Success or failure of Infrastructure UK’s attempts to drive down the cost of civil engineering projects may come down to handful of individuals.
This is surely a good thing.
Speaking at this week’s launch of the implementation plan for last December’s Infrastructure Cost Review, senior officials at the Treasury body were keen to stress that now was the time for those involved to become accountable for their actions.
The plan sets out a raft of activities that will take place throughout this year and beyond which together will, it is hoped, deliver the kind of savings that could add up to £2bn to £3bn a year.
Nothing in the plan is rocket science; most of it has been heard before; and quite a lot of it is already being practiced in certain sectors, by certain clients, and by certain firms in the supply chain.
But none of it is universally practiced, IUK bosses say, and none of it before has had individuals taking the lead in making it happen.
When it comes to jobs on the line over delivery, clearly the yet-to-be-appointed replacement for recently departed chief executive James Stewart is top of the list.
But others are also investing “part of their personal reputations” in making it work, says IUK.
These include industry champions Network Rail director of investment projects Simon Kirby, chief scientific advisor professor Brian Collins and Bam Nuttall chief executive Steve Fox who, overseen by ICE president Peter Hansford, are taking up the baton handed over by Arup chairman Terry Hill, who led the cost review study.
The first indications of the success – or failure – of IUK and the industry champions to make a difference will be March next year, when the government will report on progress made.
“Progress, or lack of progress, will be pretty visible”
This progress will be monitored by a Joint Programme Management Board, to be chaired by chief construction advisor Paul Morrell and include representatives from IUK, relevant government departments, their delivery agencies and industry regulaors. The board will report in to cabinet office minister Francis Maude, who has already made a name for himself in driving costs out of the construction supply chain through his Efficiency and Reform Group.
“Progress, or lack of progress, will be pretty visible,” said one industry leader close to the programme.
The plan itself is very “granular” in nature, for which IUK is unapologetic.
“The strength of this plan is in its granularity,” said an IUK source. “A lot of these things are pretty micro and we make no apologies for it.”

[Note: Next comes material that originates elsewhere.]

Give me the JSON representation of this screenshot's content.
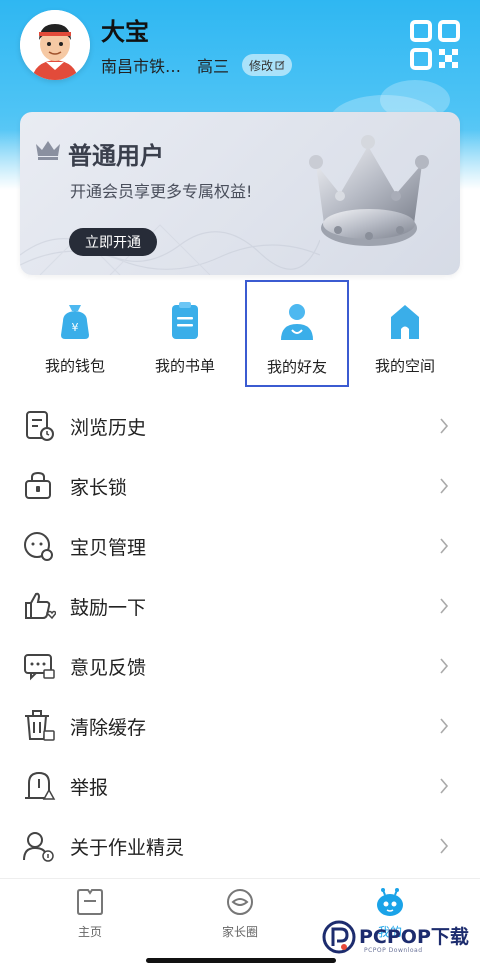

This makes the success or failure all the easier to judge, it hopes.
“A number of very detailed steps are being put in place and it be very clear if we are following through and it will over time become clear if this is really making a difference. If its not delivered, it will be very clear where the accountability lies,” said an IUK insider.
“We are trying our best to give a transparency to this and it will be very clear which part of the system is not delivering,” said another.
“Much of the plan at this stage is based on aspiration and intention”
Contractors were broadly supportive, if naturally sceptical.
“There are a lot of good ideas contained within the Implementation Plan,” said Civil Engineering Contractors Association national director Rosemary Beales.
“However, much of the plan at this stage is based on aspiration and intention, and only when progress toward these immediate goals is reported on next year, will it be possible to tell if the government is truly committed to helping industry deliver the savings that can undoubtedly be made,” she said.
Visible step number one comes next month, when IUK has committed to publishing a charter that will establish the basis of joint work between the government and the industry to promote behavioural change and to develop new procurement and delivery models to improve integration and promote efficiency and growth.
Eyes will be on the wording of the charter, as it clear that come next March failure to deliver to it will made clear for all to see.